In: Accounting
XYZ Corporation is considering the manufacture of a thermosetting resin as packaging material. R&D Teams have developed two alternatives: Synthetic Resin, and Epoxy Resin. The following tables show the expected CFFA from each project. Synthetic Resin Year 0 Year 1 Year 2 Year 3 Year 4 Year 5 Net Cash Flow (1,100,000) 150,000 200,000 300,000 650,000 700,000 Epoxy Resin Year 0 Year 1 Year 2 Year 3 Year 4 Year 5 Net Cash Flow (850,000) 650,000 400,000 300,000 250,000 200,000 a. What is the best project according to the payback method?

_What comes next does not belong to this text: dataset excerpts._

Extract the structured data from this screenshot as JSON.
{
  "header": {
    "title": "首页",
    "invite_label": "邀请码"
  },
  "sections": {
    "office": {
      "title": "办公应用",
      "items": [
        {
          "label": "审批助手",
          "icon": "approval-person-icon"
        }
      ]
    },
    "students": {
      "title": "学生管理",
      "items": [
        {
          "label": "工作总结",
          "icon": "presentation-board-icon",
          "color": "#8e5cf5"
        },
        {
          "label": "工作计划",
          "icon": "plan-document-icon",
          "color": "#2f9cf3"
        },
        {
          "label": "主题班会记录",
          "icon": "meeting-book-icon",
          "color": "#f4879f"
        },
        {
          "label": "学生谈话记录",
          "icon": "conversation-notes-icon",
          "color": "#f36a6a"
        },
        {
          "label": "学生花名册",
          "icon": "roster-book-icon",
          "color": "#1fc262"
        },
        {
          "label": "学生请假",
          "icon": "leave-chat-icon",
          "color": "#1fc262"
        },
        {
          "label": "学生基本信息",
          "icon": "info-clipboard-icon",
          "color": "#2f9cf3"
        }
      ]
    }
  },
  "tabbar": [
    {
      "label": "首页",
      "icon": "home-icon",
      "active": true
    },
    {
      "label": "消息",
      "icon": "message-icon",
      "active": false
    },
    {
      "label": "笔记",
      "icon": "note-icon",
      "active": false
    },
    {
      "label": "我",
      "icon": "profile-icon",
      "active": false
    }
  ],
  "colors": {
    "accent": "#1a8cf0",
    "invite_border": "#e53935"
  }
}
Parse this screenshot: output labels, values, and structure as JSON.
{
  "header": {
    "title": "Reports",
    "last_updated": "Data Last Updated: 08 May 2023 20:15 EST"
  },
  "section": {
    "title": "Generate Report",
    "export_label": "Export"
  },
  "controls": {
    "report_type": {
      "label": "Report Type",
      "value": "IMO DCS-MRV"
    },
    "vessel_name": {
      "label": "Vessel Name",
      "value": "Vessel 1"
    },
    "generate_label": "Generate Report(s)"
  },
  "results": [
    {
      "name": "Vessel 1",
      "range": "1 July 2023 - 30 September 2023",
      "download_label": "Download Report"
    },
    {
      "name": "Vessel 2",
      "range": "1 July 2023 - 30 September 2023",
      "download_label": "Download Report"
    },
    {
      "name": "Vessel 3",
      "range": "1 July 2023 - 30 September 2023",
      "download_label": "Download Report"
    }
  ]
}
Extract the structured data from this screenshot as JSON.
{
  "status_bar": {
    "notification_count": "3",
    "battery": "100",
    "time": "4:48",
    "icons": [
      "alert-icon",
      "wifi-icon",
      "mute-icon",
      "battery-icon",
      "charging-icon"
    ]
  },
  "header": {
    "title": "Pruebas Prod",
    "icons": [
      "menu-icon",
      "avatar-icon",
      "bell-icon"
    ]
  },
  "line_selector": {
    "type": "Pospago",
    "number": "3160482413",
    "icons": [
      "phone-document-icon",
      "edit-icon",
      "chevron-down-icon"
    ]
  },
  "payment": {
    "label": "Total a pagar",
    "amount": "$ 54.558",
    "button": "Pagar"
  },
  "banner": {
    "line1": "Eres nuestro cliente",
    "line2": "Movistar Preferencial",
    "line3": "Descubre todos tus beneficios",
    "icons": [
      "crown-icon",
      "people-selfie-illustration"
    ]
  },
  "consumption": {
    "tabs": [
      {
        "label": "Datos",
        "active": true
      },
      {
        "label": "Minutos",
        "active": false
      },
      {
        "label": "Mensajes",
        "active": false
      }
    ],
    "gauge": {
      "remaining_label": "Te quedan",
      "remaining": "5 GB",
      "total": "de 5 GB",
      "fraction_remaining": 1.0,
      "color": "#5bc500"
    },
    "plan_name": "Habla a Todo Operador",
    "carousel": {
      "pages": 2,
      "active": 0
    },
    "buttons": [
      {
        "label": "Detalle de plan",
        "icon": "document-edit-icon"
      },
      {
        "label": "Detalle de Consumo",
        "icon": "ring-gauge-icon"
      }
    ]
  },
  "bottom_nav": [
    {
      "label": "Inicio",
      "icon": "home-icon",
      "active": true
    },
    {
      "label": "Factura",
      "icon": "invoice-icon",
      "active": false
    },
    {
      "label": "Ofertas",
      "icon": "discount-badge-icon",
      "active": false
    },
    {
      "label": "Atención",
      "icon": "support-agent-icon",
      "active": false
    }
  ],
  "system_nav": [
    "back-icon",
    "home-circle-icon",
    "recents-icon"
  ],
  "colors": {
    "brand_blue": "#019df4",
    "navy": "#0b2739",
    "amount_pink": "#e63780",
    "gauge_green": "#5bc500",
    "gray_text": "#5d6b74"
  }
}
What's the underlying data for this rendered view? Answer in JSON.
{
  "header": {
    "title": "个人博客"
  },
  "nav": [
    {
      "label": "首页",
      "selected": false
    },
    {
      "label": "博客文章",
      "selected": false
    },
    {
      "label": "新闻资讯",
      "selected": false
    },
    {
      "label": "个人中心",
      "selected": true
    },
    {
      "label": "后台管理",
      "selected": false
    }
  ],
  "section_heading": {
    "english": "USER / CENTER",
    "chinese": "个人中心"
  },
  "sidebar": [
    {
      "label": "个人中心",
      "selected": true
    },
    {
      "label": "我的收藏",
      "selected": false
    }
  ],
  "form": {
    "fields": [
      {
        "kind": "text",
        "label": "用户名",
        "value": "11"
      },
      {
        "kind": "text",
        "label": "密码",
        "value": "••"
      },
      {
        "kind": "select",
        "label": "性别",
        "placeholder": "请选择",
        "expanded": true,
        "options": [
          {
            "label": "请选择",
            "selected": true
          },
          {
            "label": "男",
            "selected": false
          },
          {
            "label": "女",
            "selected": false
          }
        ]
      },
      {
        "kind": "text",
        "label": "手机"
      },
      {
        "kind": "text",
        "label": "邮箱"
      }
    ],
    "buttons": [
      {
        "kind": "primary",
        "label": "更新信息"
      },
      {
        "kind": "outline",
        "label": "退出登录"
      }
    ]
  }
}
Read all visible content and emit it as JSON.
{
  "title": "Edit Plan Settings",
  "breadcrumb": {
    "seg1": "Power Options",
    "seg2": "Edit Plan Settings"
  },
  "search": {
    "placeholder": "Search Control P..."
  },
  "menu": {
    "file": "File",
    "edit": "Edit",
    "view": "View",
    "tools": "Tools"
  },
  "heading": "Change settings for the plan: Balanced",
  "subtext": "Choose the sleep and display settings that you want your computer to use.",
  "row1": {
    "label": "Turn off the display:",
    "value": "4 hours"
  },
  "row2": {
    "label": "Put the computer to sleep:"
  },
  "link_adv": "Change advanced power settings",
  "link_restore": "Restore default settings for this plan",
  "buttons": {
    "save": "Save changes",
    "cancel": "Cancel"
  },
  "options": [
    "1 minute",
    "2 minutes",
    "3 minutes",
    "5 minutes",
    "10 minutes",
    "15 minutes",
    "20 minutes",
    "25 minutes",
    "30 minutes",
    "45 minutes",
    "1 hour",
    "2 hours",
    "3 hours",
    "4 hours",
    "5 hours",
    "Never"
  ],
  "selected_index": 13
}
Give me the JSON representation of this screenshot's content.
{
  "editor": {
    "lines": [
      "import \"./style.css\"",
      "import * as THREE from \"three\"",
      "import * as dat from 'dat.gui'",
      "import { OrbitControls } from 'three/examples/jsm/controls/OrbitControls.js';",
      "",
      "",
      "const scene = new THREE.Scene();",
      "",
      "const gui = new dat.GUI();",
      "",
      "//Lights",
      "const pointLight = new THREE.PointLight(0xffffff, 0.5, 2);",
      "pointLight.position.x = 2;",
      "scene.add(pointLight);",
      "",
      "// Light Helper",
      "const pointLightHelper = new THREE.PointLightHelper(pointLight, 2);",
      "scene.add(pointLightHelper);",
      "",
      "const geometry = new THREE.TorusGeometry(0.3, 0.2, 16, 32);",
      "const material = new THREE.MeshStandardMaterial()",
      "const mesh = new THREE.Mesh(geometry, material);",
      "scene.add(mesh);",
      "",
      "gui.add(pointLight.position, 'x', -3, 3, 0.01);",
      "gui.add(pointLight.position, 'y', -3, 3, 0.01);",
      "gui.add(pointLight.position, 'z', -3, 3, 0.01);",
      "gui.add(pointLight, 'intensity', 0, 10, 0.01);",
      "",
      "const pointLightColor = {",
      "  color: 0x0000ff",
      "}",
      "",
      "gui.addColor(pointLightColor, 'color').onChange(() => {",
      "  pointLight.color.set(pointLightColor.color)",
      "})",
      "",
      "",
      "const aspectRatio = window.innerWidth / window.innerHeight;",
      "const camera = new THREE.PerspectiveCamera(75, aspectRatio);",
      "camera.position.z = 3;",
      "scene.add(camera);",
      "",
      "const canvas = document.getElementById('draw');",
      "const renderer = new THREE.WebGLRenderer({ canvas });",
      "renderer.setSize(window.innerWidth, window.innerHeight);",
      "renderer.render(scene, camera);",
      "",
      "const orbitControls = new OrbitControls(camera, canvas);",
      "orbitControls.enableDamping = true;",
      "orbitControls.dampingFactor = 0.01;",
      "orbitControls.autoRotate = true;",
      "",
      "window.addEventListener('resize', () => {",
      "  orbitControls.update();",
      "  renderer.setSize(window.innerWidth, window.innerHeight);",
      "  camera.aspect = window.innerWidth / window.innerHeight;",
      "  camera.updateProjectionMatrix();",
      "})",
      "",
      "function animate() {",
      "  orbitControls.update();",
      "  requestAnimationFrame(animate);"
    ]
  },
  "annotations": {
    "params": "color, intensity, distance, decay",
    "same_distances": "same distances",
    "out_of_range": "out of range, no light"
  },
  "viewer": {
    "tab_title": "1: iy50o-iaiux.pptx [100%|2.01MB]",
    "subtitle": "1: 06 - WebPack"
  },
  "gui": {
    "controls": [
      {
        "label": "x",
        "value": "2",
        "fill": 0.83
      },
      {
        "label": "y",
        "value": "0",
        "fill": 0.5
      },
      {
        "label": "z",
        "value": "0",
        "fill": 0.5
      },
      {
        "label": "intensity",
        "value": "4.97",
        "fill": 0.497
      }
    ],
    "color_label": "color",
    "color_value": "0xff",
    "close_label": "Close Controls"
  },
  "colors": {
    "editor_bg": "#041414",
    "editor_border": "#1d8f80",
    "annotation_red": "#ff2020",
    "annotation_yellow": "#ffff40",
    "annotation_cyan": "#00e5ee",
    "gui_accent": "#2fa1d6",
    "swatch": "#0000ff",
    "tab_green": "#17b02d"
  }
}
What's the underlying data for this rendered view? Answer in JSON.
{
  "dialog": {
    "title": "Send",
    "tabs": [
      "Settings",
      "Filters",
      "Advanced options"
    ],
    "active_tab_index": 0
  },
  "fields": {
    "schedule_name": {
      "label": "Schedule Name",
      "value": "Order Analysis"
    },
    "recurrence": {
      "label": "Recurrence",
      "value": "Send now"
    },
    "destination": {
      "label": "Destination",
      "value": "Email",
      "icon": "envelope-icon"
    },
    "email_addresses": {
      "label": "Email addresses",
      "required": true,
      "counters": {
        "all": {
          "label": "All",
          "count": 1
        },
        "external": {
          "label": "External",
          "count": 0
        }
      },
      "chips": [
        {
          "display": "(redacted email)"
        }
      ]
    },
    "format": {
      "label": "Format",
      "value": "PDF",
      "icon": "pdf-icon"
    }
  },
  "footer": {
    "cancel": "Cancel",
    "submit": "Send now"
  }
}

The details of two alternatives are:-
Synthetic Resin Epoxy Resin
Year 0 (1100000) (850000)
Year 1 150000 650000
Year 2 200000 400000
Year 3 300000 300000
Year 4 650000 250000
Year 5 700000 200000
In case of Synthetic Resin:-
Net Cash Flow Cumulative cash flow
Year 0 (1100000) (1100000)
Year 1 150000 (950000)
Year 2 200000 (750000)
Year 3 300000 (450000)
Year 4 650000 200000
Year 5 700000 900000
Payback period of Synthetic Resin=3+(450000/650000)
=3.69 years
In case of Epoxy Resin:-
Net Cash Flow Cumulative cash flow
Year 0 (850000) (850000)
Year 1 650000 (250000)
Year 2 400000 250000
Year 3 300000 550000
Year 4 250000 750000
Year 5 200000 950000
Payback period of Epoxy Resin=1+(200000/400000)
=1.5 years
So, as payback period of Synthetic Rasin is 3.69 years and in case of Epoxy Rasin it is 1.5years,as the payback period of Epoxy Rasin is less,this project is better.